[swift-evolution] Sketch: Teach init a 'defer'-like ability to deinit

Erica Sadun erica at ericasadun.com
Wed Jun 8 16:43:03 CDT 2016


I really like this idea. Spatially moving cleanup next to unsafe operations is good practice.

In normal code, I want my cleanup to follow as closely as possible to my unsafe act:

let buffer: UnsafeMutablePointer<CChar> = UnsafeMutablePointer(allocatingCapacity: chunkSize)
    defer { buffer.deallocateCapacity(chunkSize) }

(Sorry for the horrible example, but it's the best I could grep up with on a moment's notice)

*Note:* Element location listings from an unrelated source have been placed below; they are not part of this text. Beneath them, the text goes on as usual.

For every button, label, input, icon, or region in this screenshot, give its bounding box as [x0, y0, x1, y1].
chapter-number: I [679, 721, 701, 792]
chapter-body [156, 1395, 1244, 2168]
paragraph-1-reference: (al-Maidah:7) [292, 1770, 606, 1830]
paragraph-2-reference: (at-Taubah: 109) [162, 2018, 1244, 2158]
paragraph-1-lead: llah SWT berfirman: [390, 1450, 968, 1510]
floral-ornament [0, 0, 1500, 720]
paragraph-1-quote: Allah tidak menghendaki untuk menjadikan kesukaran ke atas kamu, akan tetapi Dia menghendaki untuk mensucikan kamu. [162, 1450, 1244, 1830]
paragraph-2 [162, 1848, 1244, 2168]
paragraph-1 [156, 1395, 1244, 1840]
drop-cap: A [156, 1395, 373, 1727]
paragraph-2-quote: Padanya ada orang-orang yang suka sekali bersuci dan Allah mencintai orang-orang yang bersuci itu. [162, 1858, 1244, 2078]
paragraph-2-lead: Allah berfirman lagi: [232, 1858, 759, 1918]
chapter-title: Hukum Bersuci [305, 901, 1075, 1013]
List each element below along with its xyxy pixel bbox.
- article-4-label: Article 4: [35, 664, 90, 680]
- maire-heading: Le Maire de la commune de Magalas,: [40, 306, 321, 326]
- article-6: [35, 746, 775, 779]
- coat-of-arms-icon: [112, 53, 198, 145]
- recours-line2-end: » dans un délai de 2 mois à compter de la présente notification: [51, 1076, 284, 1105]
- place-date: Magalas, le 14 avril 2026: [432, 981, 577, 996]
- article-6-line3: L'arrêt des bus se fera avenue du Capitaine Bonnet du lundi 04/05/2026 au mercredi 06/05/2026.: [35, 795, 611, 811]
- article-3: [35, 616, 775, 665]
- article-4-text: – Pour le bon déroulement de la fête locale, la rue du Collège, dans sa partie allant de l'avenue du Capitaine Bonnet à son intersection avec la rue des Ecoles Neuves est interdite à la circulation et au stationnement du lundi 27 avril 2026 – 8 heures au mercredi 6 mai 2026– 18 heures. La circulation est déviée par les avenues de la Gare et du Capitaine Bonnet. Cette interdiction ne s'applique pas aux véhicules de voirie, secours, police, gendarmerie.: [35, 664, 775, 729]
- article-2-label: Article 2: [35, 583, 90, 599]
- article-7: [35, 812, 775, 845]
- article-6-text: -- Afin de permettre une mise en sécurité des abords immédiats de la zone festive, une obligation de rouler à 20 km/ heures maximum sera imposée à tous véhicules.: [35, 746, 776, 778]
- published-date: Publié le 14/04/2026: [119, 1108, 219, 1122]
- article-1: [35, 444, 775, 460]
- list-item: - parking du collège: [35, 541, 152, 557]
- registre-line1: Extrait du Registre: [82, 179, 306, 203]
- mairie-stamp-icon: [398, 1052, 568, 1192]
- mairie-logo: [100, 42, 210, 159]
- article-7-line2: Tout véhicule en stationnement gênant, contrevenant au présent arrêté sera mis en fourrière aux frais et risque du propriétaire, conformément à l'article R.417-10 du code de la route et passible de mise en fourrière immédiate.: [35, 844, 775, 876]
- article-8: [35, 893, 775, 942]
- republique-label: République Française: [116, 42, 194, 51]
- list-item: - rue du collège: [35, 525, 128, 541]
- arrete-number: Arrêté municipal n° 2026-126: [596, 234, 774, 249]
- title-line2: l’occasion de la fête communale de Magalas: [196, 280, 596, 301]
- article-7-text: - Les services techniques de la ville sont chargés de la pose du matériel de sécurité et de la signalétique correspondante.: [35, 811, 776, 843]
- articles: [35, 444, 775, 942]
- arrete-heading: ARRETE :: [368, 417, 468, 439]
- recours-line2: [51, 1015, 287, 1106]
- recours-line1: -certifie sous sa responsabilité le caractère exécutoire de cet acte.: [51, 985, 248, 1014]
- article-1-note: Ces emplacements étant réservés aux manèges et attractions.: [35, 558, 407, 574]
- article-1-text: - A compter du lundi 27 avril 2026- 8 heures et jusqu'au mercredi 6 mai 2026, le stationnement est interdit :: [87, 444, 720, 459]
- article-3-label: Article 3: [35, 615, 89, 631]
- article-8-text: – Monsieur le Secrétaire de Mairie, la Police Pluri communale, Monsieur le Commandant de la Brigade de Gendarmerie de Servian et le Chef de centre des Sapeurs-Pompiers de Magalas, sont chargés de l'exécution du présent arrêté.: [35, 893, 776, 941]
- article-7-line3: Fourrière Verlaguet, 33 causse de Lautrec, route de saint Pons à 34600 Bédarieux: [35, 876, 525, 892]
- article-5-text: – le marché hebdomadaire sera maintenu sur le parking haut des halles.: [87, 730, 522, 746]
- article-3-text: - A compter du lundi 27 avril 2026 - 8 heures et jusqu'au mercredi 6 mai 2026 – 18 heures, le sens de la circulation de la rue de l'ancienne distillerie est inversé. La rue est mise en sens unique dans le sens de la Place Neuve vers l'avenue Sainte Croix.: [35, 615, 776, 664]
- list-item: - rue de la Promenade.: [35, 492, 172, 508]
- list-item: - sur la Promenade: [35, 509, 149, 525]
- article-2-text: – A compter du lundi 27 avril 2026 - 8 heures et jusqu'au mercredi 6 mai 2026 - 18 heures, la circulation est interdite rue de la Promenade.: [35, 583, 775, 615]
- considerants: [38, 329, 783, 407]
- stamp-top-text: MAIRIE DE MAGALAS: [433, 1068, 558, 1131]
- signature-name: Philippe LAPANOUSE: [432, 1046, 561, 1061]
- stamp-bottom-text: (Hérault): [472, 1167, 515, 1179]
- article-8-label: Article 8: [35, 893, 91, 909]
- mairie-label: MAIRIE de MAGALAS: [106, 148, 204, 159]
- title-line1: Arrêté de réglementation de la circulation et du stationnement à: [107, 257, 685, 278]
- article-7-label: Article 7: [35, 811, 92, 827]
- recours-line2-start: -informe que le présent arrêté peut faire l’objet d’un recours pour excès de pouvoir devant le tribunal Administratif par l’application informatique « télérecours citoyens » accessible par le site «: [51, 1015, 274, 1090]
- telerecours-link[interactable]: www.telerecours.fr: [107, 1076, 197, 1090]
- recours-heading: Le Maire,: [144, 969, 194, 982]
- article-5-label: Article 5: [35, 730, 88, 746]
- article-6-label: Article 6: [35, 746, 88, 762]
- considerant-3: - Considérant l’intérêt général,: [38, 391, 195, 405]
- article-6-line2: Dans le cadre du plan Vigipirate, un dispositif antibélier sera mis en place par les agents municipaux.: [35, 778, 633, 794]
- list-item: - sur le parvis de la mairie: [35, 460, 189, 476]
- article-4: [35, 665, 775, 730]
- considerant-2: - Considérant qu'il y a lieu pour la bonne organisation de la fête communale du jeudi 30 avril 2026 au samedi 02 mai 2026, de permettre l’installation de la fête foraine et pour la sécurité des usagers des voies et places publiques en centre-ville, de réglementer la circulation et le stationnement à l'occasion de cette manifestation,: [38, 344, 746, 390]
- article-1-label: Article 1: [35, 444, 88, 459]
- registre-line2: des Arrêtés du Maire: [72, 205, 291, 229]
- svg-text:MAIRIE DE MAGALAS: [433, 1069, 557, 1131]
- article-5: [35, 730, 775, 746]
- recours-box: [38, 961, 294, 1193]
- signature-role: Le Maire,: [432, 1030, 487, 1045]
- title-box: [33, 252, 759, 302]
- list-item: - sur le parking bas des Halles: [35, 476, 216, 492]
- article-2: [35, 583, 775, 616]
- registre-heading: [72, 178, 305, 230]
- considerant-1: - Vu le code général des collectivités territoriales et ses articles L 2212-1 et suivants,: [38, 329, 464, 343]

I like your idea but what I want to see is not the deinit child closure in init you propose but a new keyword that means defer-on-deinit-cleanup

self.ptr = UnsafeMutablePointer<T>(allocatingCapacity: count)
    deferringDeInit { self.ptr.deallocateCapacity(count) }

Or something.

-- E
p.s. Normally I put them on the same line with a semicolon but dang these things can be long

> On Jun 8, 2016, at 10:54 AM, Graham Perks via swift-evolution <swift-evolution at swift.org> wrote:
> 
> Teach init a 'defer'-like ability to deinit
> 
> 'defer' is a great way to ensure some clean up code is run; it's declaritive locality to the resource acquisition is a boon to clarity.
> 
> Swift offers no support for resources acquired during 'init'.
> 
> For an example, from https://www.mikeash.com/pyblog/friday-qa-2015-04-17-lets-build-swiftarray.html <https://www.mikeash.com/pyblog/friday-qa-2015-04-17-lets-build-swiftarray.html>
> 
> init(count: Int = 0, ptr: UnsafeMutablePointer<T> = nil) {
>     self.count = count
>     self.space = count
> 
>     self.ptr = UnsafeMutablePointer<T>.alloc(count)
>     self.ptr.initializeFrom(ptr, count: count)
> }
> 
> deinit {
>     ptr.destroy(...)
>     ptr.dealloc(...)
> }
> 
> Another 'resource' might be adding an NSNotificationCenter observer, and wanting to unobserve in deinit (no need in OS X 10.11, iOS 9, but for earlier releases this is a valid example).
> 
> Changing the above code to use a 'defer' style deinit block might look like:
> 
> init(count: Int = 0, ptr: UnsafeMutablePointer<T> = nil) {
>     self.count = count
>     self.space = count
> 
>     self.ptr = UnsafeMutablePointer<T>.alloc(count)
>     self.ptr.initializeFrom(ptr, count: count)
> 
>     deinit {
>         ptr.destroy(...)
>         ptr.dealloc(...)
>     }
> 
>     // NSNotificationCenter example too
>     NSNotificationCenter.defaultCenter().addObserver(...)
>     deinit { 
>         NSNotificationCenter.defaultCenter().removeObserver(...)
>     }
> }
> 
> The need to provide a separate implemention of deinit is gone. Reasoning for 'defer' applies here. There is good locality between what was initialized and what needs cleaning up.
> 
> Considerations:
> 1. Should deinit blocks be invoked before or after code in an explicit deinit method?
> 2. Should deinit blocks be allowed in other methods; e.g. viewDidLoad()?
> 3. How should deinit blocks be prevented from strongly capturing self (thus preventing themselves from ever running!)?